Although bacterial and viral meningitis tend to make headlines—especially when they strike down previously healthy young people in America and other developed nations—cryptococcal meningitis, which is rare in people whose immune systems are uncompromised, plows a much greater path of destruction through less developed countries. According to the World Health Organization, fungus-based cryptococcal meningitis causes 15% of all HIV-related deaths—181,000 annually—most of which occur in sub-Saharan Africa.

Studies show that seizures are common in patients with meningitis of any kind, and they’re associated with more complications and worse outcomes; however, until now there have not been any studies specifically assessing the effect of seizures on HIV-positive people with cryptococcal meningitis. A team of investigators, led by University of Minnesota Medical School third-year student Katelyn Pastick, sought to clarify any connection between seizures and poor outcomes in HIV-infected patients in Uganda and South Africa based on 3 separate studies conducted between 2010 and 2017. The study was published in Open Forum Infectious Diseases.

The 3 studies together provided data on 821 people with HIV who contracted cryptococcal meningitis. In total, 28% experienced seizures, which is in line with the seizure rate of HIV-infected cryptococcal meningitis patients in previous studies. In the latest study, 15.5% of the subjects had seizures either before or at the same time the meningitis presented (baseline), and in 12.7% the seizures came after meningitis presentation (an average of 9 days later). All participants received medication to fight the meningeal infection, and slightly more than half who experienced seizures received anti-seizure medication within 1 week. Mortality rates were assessed at 2 weeks and 10 weeks past meningitis diagnosis.

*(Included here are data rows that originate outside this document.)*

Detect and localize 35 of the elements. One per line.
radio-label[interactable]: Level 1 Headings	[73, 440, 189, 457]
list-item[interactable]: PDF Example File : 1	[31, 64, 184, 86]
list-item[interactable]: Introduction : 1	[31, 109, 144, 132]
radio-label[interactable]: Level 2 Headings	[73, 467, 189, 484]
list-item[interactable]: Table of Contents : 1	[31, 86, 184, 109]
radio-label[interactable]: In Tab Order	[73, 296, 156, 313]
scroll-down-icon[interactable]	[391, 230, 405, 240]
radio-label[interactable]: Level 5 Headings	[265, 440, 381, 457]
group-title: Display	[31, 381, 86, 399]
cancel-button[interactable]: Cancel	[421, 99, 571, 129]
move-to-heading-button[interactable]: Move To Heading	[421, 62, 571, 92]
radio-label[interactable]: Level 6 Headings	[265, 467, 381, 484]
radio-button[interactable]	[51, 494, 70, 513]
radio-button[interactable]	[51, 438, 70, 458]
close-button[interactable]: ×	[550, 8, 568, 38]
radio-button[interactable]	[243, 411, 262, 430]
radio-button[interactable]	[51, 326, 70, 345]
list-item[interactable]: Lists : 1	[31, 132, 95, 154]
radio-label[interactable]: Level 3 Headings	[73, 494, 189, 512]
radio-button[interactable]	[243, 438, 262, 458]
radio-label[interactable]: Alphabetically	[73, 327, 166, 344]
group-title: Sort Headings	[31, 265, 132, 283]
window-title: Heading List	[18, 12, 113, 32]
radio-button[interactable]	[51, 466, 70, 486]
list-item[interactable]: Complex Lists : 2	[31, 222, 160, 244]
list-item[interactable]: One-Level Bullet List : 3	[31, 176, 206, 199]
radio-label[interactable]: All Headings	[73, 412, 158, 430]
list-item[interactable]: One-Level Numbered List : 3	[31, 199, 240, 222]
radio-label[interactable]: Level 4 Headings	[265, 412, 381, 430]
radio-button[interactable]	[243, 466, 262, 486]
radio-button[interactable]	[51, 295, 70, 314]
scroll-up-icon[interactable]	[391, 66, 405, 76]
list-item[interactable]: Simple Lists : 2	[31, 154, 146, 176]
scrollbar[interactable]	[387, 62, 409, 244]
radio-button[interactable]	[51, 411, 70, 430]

The analysis of the 3 studies revealed that subjects who experienced seizures at any point had higher fungal burdens in their cerebrospinal fluid; had lower Glasgow Coma Scale scores, which measures functional response to various forms of stimuli; and were more likely to have elevated baseline cerebrospinal fluid opening pressures, which indicates intracranial pressure. These subjects were at significantly higher risk of dying 10 weeks after their meningitis diagnosis than subjects who had never had a seizure, and their neurocognitive functioning was poorer at 3 months post-diagnosis.

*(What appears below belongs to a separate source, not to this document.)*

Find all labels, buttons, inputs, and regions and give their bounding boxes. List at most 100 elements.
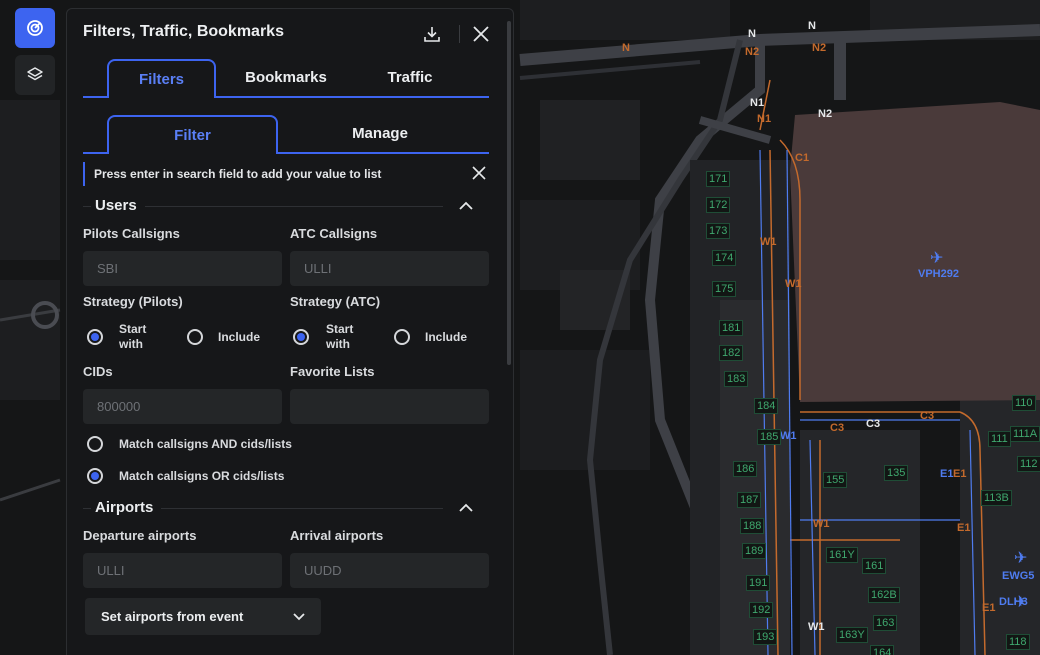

The timing of the seizures mattered as well: Fully half of participants who suffered seizures at or before meningitis presentation had died at the 10-week mark, while 40% of those who did not experience baseline seizures had died by then. However, when considering the timing of seizures that did occur, the researchers found that incident seizures occurring past the initial 2-week window were a harbinger of increased mortality.

The investigators acknowledged certain limitations to their study, including the likelihood that the seizure rate was underreported.

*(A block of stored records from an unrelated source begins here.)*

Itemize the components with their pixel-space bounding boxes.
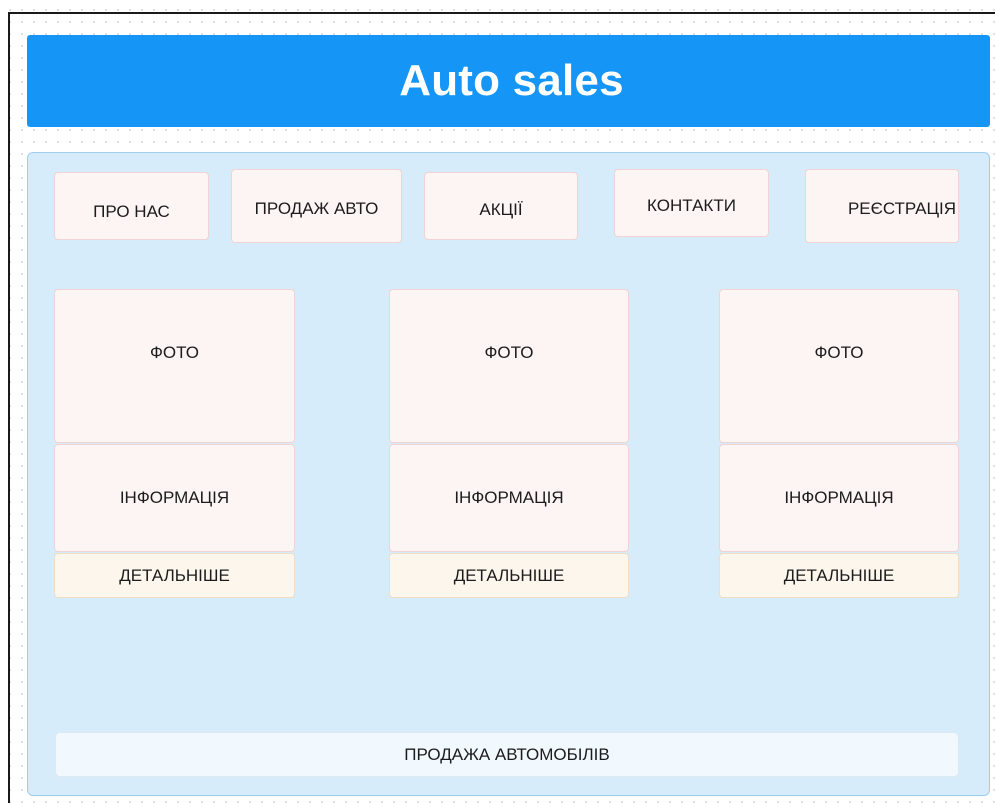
nav-item-about[interactable]: ПРО НАС [54, 172, 209, 240]
car-photo-label: ФОТО [484, 343, 534, 362]
nav-item-label: ПРО НАС [93, 202, 170, 221]
car-info-label: ІНФОРМАЦІЯ [119, 488, 230, 507]
frame-top-border [8, 12, 995, 14]
nav-item-label: КОНТАКТИ [647, 196, 736, 215]
nav-item-promotions[interactable]: АКЦІЇ [424, 172, 578, 240]
car-photo: ФОТО [389, 289, 629, 443]
site-header: Auto sales [27, 35, 990, 127]
car-photo-label: ФОТО [814, 343, 864, 362]
details-button-label: ДЕТАЛЬНІШЕ [783, 565, 895, 585]
nav-item-car-sales[interactable]: ПРОДАЖ АВТО [231, 169, 402, 243]
nav-item-label: РЕЄСТРАЦІЯ [847, 199, 957, 218]
car-info-label: ІНФОРМАЦІЯ [784, 488, 894, 507]
car-info-label: ІНФОРМАЦІЯ [454, 488, 564, 507]
site-title: Auto sales [399, 56, 624, 105]
nav-item-registration[interactable]: РЕЄСТРАЦІЯ [805, 169, 959, 243]
car-photo: ФОТО [719, 289, 959, 443]
car-info: ІНФОРМАЦІЯ [54, 444, 295, 552]
details-button-label: ДЕТАЛЬНІШЕ [453, 565, 565, 585]
nav-item-label: АКЦІЇ [479, 200, 523, 219]
car-photo: ФОТО [54, 289, 295, 443]
car-photo-label: ФОТО [150, 343, 199, 362]
details-button[interactable]: ДЕТАЛЬНІШЕ [719, 553, 959, 598]
nav-item-label: ПРОДАЖ АВТО [254, 199, 379, 218]
site-footer: ПРОДАЖА АВТОМОБІЛІВ [55, 732, 959, 777]
nav-item-contacts[interactable]: КОНТАКТИ [614, 169, 769, 237]
footer-label: ПРОДАЖА АВТОМОБІЛІВ [404, 744, 610, 764]
car-info: ІНФОРМАЦІЯ [389, 444, 629, 552]
details-button[interactable]: ДЕТАЛЬНІШЕ [54, 553, 295, 598]
details-button-label: ДЕТАЛЬНІШЕ [119, 565, 230, 585]
frame-left-border [8, 12, 10, 803]
details-button[interactable]: ДЕТАЛЬНІШЕ [389, 553, 629, 598]
car-info: ІНФОРМАЦІЯ [719, 444, 959, 552]
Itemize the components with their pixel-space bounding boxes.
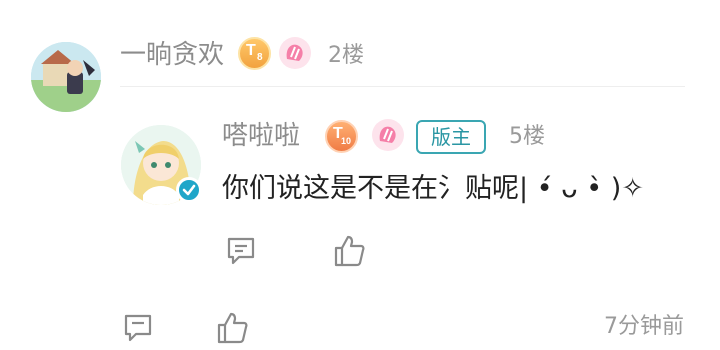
username[interactable]: 一晌贪欢 bbox=[120, 38, 224, 72]
level-badge: T 8 bbox=[238, 37, 271, 70]
fan-badge-icon bbox=[277, 35, 313, 71]
fan-badge-icon bbox=[370, 117, 406, 153]
username[interactable]: 嗒啦啦 bbox=[222, 118, 300, 154]
post-time: 7分钟前 bbox=[604, 314, 684, 339]
comment-icon[interactable] bbox=[223, 233, 259, 269]
floor-number: 2楼 bbox=[328, 43, 364, 68]
thumbs-up-icon[interactable] bbox=[215, 310, 251, 346]
moderator-badge: 版主 bbox=[416, 120, 486, 154]
reply-content: 你们说这是不是在氵贴呢| •́ ᴗ •̀ )✧ bbox=[222, 173, 644, 204]
level-badge: T 10 bbox=[325, 120, 358, 153]
thumbs-up-icon[interactable] bbox=[332, 233, 368, 269]
verified-check-icon bbox=[176, 177, 202, 203]
floor-number: 5楼 bbox=[509, 124, 545, 149]
comment-icon[interactable] bbox=[120, 310, 156, 346]
avatar[interactable] bbox=[31, 42, 101, 112]
divider bbox=[120, 86, 685, 87]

“Observed seizures were limited mainly to motor seizures as opposed to non-motor seizures, and a greater proportion of participants may have experienced non-motor seizures that were not observed or detected since EEGs were not available,” they wrote in the discussion section of their report. “Second, seizure events were not always directly observed, and events that were not in fact seizures may have been classified as seizures, resulting in possible misclassification.”

The authors also noted that subjects in the later study cohorts appeared to have significantly higher risk factors for seizures than those in the earlier cohorts. They surmise that this bump reflected an increasing awareness of seizures over time, as well as more sophisticated detection methods and more diligent reporting.